The High Court has thrown out almost 65,000 claims brought on behalf of Chinese businesses after finding the firm acting had no authority to do so.
Mrs Justice Rose (pictured) also criticised international firm Hausfeld & Co LLP for a ‘complete lack of candour’ in the process, which she said amounted to an abuse of process.
The claim was brought in May 2014 in the name of Bao Xiang International Garment Center of Beijing. It involved 64,696 claimants alleging unlawful price-fixing for air freight services by British Airways and four other airlines.
The combined value of the case, according to the particulars of claim, was estimated at almost £8bn. The claim form was signed by Boris Bronfentrinker, a former partner in Hausfeld, under a statement of truth.
But within month the airlines had applied to strike out the claim on the grounds that it had been issued without Hausfeld having the necessary authority of any of the 64,697 claimants to bring proceedings. The airlines also argued for a strike-out due to an abuse of process of the court.
By the time of a hearing earlier this month, the number of potential claimants was down to 5,277. Of those, 362 have ratified commencement of proceedings on their behalf.
According to the judgment, the claim started through a Chinese chamber of commerce which Hausfeld contacted in late 2011. Between June 2012 and May 2013 the chamber, assisted by Hausfeld, held around 70 seminars across China to gather potential claimants.

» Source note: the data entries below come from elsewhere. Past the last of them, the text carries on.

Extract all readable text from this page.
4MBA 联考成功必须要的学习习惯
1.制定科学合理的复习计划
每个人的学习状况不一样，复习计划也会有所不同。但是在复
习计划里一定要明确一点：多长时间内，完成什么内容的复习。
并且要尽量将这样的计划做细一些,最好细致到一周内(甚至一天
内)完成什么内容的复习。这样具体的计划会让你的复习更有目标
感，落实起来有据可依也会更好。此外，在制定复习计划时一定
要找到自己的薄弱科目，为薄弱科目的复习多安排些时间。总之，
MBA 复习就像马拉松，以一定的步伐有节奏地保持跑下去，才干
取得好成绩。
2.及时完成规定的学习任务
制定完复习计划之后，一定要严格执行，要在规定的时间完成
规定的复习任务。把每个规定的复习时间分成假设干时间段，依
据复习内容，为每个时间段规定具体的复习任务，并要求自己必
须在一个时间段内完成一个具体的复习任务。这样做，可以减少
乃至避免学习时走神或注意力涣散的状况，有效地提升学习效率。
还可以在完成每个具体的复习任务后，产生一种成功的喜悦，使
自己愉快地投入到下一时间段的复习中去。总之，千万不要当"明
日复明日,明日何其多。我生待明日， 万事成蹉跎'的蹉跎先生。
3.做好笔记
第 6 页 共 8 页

By early 2014, it was asserted by the claimants that they feared any claims they might have would be barred as a matter of Chinese law, and Hausfeld accepted it had to work ‘very quickly’ to review its database.
But by September 2014 it became apparent that Hausfeld was not instructed directly by any of the claimants and the firm said it was ‘retained’ by the chamber of commerce to act.
By January 2015, defendant solicitors from magic circle firm Slaughter and May noted that a large number of the purported claimants did not even work in industries affected by air freight prices.
Hausfeld asked for an extension to the end of this year to ratify proceedings, but Rose said there was no justification for allowing any claims to proceed.
‘None of the 64,697 claimants on whose behalf this claim was brought by Hausfeld has either authorised the bringing of the claim or ratified Hausfeld’s actions in starting the claim on its behalf,’ she said. ‘[Even] if I were considering whether to exercise a discretion to strike out the present claim I would undoubtedly consider it was appropriate to strike it out as an abuse of process.’
Rose said Hausfeld had no grounds for believing at the time of issuing proceedings that any particular claimant had shipped air freight over the relevant period.
‘It was wholly irresponsible of Hausfeld to launch proceedings in the name of tens of thousands of additional claimants when there was no basis for signing a statement of truth in the claim form and in the particulars of claim asserting that those claimants had shipped goods by air,’ added the judge.
Rose said Hausfeld had chosen to participate in the wider process rather than pin down a smaller number of claims, and to allow the claim to proceed would be ‘manifestly unfair’ on the airlines.
Hausfeld said it respectfully disagreed with the judgment and would appeal. A spokesperson said: ‘We consider the claim was properly brought and will be appealing. We will continue to pursue these claims, as well as the ongoing claim on behalf of Emerald Supplies and 564 co-claimants.’